Thousands of pilgrims come to Timbuktu for the prophet's birthday and an official said the accident appeared to have happened because of a bottleneck caused by renovation work on the 14th-century mosque made largely from mud.
"The mosque is being renovated, financed by the Aga Khan, and the work is carried out by South African specialists," an official at Timbuktu town hall told AFP, asking not to be named.
"Because of these renovations, the passage on the north side of the mosque is closed off. On that side, to get through, the faithful found an improvised alleyway.

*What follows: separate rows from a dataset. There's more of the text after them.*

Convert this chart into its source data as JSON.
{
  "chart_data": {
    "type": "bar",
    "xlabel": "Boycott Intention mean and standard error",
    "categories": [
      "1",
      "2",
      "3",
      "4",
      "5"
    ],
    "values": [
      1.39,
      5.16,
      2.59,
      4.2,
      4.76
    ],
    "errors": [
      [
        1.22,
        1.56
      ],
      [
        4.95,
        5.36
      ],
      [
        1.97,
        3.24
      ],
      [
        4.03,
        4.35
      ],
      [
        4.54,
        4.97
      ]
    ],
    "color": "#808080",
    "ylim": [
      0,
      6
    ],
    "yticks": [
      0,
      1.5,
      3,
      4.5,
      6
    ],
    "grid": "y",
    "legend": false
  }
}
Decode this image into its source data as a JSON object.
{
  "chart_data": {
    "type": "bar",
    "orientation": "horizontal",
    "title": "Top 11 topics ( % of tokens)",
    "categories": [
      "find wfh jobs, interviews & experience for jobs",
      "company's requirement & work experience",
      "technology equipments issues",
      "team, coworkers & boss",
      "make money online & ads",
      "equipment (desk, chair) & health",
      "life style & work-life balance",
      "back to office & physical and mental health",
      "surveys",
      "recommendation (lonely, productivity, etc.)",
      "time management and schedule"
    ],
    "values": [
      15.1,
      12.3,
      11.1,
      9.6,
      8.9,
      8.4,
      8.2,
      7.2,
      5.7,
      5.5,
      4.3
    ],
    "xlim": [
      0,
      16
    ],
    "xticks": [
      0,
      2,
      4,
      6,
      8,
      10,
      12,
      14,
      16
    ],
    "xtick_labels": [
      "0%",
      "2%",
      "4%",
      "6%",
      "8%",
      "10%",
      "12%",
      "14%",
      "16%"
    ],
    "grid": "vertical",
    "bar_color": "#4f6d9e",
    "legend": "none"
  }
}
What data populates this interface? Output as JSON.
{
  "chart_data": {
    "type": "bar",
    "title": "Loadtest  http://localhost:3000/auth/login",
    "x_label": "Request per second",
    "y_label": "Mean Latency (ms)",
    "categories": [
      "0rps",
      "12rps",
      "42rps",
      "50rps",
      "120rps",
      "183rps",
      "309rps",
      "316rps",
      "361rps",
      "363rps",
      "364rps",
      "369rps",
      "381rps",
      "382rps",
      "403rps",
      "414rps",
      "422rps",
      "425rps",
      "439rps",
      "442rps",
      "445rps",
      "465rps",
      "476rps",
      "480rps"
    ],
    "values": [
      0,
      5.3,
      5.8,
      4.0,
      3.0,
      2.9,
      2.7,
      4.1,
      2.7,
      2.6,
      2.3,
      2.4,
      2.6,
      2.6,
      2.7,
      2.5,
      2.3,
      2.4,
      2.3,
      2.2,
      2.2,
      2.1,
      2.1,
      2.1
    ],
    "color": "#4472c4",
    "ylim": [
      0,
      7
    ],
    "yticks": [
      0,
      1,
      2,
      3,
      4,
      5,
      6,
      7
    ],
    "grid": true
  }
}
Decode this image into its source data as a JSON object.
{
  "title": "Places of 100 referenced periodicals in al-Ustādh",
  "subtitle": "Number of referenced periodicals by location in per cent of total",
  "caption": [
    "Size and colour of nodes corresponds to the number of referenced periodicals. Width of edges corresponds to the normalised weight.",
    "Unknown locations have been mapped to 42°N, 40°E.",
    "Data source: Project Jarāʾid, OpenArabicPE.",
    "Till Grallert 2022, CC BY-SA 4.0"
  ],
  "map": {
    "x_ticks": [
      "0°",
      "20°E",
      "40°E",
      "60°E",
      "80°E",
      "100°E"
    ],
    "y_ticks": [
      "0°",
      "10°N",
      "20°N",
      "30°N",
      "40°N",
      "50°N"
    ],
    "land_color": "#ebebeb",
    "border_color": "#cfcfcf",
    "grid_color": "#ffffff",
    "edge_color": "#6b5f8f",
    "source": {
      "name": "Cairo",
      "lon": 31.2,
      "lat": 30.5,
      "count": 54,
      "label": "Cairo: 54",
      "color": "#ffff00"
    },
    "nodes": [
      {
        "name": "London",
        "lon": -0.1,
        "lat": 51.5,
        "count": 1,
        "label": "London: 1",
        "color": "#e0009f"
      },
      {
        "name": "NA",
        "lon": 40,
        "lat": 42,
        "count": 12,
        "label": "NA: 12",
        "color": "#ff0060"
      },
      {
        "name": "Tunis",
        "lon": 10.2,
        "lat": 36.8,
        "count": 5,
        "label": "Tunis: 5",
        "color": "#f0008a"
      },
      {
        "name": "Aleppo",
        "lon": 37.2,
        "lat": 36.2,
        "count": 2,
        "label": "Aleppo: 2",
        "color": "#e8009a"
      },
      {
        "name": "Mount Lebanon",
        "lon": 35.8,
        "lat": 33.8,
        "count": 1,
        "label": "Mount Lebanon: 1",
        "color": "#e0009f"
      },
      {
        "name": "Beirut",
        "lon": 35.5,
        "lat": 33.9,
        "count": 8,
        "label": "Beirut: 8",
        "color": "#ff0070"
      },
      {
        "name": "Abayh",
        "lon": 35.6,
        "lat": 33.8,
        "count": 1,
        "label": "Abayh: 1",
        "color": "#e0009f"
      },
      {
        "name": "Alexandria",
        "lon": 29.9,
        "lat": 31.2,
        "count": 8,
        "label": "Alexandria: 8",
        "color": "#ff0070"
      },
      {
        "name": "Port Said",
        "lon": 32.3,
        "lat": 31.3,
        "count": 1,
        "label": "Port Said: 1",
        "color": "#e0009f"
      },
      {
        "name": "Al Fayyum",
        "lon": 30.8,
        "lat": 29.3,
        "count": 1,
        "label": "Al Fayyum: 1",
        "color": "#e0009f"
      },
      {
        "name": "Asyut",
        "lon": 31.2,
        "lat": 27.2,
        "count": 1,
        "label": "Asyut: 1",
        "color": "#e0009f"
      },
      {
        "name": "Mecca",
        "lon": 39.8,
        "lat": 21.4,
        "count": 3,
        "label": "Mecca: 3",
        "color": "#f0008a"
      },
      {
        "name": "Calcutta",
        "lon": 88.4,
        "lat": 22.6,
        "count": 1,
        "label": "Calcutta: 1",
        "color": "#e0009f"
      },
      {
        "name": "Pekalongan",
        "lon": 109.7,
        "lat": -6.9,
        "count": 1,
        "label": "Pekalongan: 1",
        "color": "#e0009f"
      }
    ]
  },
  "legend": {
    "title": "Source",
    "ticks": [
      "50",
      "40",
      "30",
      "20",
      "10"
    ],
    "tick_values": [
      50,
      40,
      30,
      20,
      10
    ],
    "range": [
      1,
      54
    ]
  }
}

"But the alley couldn't take the number of people using it. So there was a stampede. Somebody shouted 'someone has died' and panic took over," the official said.
Two other officials said rescue services had "very quickly" helped the "many injured".
"We're in mourning. What happened is a real drama. We accept the will of God. He gives us life, he takes it away," said the mosque's imam, who gave his name as Asseyuti.
Timbuktu was a renowned intellectual and religious centre during the 15th and 16th centuries, helping to spread Islam throughout Africa.
Today the area is desert, and while Timbuktu's name remains synonymous in Europe with the idea of an exotic faraway land, the town's historic buildings require constant renovation.
During the Mouloud celebration of the prophet's birthday in Mecca in 570, the faithful gather at night to pray, often in their thousands.
Religious gatherings of thousands of people heighten the chance of a deadly stampede.
In 2006, at least 364 people were killed in a stampede during the annual Hajj pilgrimage in Saudi Arabia.
A stampede at a Hindu temple in India's Rajasthan in 2008 killed 224 people, while two girls were killed and 40 injured at a stampede at a church-organised stadium event in Angola in 2009.